The poor Irish weather is responsible for this recipe. In the same way as one is guaranteed to have a return of rain here on the Emerald Isle, you will return to this recipe. You will do so again, and again and again. “Wow”, you muse. “Can this recipe be all that good?” It is but, that’s not exactly what I mean.
As I say, it is guaranteed to get you back to it numerous times. Not because it is so stupendous (which it is) but because over the four and a half hours it takes to cook, you will need to stay pretty close to the stove. That’s what I did on a recent wet weekend in Dublin.
Many rendang recipes have more ingredients. Numerous rendang recipes end up with a “nice sauce”. Plenty of rendang recipes take a lot less time to prepare. In short, if you want a beef rendang recipe that cooks in two hours and gives you a “nice sauce”, you don’t want this recipe. In fact, you don’t want a Beef Rendang at all.
Let me explain. Rendang is an Indonesian dish. The cooking method was originally used as a way of preserving meat. Those Indonesians know a thing or two about that and they never intended there to be a “saus yang bagus” as they might say over there. So if you are interested in the real deal, here’s what you need to do.
Ingredients for Authentic Indonesian Beef Rendang
- 1 kilo of good Irish Beef Shin (authentic Irish)
- 3 stalks of lemongrass
- 8cm (3″) of ginger
- 8cm (3″) of galangal
- Half a bulb of garlic or two single garlic bulbs*
- 5 or 6 shallots
- Half a tablespoon of dried chilli flakes
- 1 tablespoon of soft brown sugar
- 3 or 4 dried kaffir lime leaves
- 2 teaspoons of cumin seeds
- 5ooml (1 pint) of coconut milk**
* I cook with the single bulb garlics a lot of the time because it has a far better flavour profile to most of the tasteless, aromaless rubbish sold in Irish supermarkets. Thankfully, I get to go to France once a year on average and can buy a couple of months supply of decent garlic while I’m there.
**If you are of pioneering spirit and like an authentic taste, make your own as I did in this post here. It is worth the trouble. Otherwise, use a couple of tins of best quality coconut milk.
First thing to do is to dry fry the cumin seeds. Then bash them to a powder in a mortar and pestle.
Then peel and roughly chop the shallots, galangal and garlic.
Add all this to a blender along with the chilli flakes and sugar.
Hit the loud button (Not much is as loud as the green colour on the blender).
Peel and cut the ginger into big slices. Remove the outer layer from the lemongrass. Bash it with the back of a heavy knife. Trim the beef and cut into 4cm (1.5″) cubes. Heat a casserole dish or wok and brown the beef on all sides.
Remove the beef. Add the ginger and lemongrass.
Add the spice mixture and stir and brown that until the aromas make your eyes water.
Add back the beef. Stir to coat.
Let this fry, constantly stirring, for about ten minutes. The aromas will be amazing. Add the coconut milk.
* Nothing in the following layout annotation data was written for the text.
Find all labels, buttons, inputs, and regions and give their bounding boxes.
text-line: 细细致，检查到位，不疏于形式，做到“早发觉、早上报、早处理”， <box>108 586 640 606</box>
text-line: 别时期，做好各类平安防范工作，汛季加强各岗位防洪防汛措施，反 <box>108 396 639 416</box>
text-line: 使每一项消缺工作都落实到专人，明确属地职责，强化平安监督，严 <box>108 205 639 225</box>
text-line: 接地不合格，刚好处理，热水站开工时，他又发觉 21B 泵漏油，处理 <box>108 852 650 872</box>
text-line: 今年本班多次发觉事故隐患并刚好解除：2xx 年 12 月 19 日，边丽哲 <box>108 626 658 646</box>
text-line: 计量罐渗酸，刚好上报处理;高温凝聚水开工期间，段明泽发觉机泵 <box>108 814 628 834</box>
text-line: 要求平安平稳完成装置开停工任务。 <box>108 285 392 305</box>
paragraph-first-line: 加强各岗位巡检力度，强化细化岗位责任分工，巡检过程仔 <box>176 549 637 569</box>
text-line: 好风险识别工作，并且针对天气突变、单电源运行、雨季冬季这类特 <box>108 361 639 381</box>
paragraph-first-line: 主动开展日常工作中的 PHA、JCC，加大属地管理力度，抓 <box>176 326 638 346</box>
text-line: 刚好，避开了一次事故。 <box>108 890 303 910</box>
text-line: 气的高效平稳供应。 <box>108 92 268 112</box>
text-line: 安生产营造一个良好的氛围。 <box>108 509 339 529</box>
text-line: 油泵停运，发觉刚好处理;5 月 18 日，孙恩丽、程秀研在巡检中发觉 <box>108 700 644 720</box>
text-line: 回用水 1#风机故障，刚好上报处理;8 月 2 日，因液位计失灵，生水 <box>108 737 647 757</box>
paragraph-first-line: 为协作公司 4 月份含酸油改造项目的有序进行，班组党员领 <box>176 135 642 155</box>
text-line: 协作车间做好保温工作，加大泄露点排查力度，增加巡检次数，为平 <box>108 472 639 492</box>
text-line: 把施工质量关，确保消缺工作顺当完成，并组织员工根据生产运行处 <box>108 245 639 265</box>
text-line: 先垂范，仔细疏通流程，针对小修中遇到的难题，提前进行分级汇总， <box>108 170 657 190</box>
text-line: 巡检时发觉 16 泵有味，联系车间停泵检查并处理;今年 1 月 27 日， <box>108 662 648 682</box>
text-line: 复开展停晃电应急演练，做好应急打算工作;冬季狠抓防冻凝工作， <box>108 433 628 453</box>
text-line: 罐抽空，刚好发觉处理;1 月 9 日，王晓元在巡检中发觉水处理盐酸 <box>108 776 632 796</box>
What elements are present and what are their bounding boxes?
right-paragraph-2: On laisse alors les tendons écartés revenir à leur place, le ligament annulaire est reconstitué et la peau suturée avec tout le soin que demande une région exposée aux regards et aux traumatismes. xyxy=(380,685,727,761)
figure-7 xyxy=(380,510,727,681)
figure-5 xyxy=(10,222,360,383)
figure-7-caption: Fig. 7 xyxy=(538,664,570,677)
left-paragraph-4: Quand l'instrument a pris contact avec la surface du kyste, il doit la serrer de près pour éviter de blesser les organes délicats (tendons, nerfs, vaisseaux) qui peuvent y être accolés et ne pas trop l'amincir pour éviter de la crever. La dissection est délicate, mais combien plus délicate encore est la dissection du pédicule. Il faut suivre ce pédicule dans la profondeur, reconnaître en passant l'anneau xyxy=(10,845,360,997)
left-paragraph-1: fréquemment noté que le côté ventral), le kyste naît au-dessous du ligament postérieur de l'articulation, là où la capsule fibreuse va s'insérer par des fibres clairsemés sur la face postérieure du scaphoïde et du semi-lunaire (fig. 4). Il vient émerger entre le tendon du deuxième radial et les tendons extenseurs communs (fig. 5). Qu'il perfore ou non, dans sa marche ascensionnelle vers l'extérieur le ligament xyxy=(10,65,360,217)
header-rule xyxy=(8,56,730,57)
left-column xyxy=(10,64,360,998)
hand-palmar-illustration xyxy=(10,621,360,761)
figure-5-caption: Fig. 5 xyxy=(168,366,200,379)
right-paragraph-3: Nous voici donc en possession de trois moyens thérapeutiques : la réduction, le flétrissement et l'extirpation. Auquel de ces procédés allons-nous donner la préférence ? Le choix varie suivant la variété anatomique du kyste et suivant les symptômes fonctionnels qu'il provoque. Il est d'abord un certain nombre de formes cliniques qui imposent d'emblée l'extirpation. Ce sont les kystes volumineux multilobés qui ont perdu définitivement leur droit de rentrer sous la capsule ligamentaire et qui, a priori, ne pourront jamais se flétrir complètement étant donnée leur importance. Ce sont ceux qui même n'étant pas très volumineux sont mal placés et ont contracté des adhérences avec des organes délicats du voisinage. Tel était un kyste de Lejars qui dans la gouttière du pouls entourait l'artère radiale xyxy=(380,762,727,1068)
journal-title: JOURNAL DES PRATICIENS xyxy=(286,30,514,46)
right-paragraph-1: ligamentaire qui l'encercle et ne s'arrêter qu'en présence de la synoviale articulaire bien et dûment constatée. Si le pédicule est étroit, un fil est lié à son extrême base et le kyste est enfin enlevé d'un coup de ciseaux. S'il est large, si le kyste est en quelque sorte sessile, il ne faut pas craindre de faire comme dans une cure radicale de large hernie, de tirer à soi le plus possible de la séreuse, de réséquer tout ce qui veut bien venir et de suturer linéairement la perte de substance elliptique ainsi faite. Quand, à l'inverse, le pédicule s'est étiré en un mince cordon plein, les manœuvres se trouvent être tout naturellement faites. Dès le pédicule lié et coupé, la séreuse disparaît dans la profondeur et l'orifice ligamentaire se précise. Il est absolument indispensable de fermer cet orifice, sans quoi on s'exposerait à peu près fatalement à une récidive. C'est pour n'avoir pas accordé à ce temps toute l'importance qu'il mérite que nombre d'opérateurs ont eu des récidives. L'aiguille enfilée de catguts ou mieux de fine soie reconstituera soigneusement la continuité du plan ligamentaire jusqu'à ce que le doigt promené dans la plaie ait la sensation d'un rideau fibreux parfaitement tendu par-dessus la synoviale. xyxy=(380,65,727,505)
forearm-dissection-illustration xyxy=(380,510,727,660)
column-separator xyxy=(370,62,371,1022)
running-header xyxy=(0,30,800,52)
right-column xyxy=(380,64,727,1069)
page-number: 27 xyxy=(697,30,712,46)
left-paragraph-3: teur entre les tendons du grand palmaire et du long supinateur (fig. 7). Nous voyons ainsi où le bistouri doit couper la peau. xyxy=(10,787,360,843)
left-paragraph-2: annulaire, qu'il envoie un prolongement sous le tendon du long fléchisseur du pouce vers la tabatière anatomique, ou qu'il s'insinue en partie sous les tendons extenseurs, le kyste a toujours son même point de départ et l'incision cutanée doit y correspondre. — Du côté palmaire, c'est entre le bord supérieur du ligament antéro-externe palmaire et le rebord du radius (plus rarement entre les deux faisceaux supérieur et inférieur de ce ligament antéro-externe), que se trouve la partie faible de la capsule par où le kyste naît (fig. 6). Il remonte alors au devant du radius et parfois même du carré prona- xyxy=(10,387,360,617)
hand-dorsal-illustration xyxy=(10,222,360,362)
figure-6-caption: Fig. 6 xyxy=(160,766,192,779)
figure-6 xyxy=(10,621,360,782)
Bring this to a rolling boil, stirring pretty well all the time. Reduce the heat to it’s lowest setting.
Go and get a good book. You are going to be nearby for the next four hours. Leave the dish uncovered, barely bubbling. Stir it every ten to fifteen minutes to prevent anything sticking to the base. After a few chapters, the beef will look like this.
When you are getting to the interesting bit of the novel (I mean the bit where the love interest starts to respond, seemingly grudgingly, to the hero’s overtures), it will begin to look done.
Put the book away as the last hour is where you need to stir about every five minutes. Eventually, your rendang will be just that, a rendang. There is no sauce! Only a little oil released from the beef and coconut.
Carefully remove the lemongrass stalks and ginger. Transfer the meat to a serving dish. Serve with a little boiled rice. Every recipe (every real rendang recipe that is) I have read say that the rendang is better the following day. It is. However, this may not stop you from eating it all.
It may take four and a half hours of your life to prepare. But, I guarantee you two things. You will cook it many times and you will become far better read too. Both are well worth the investment of time.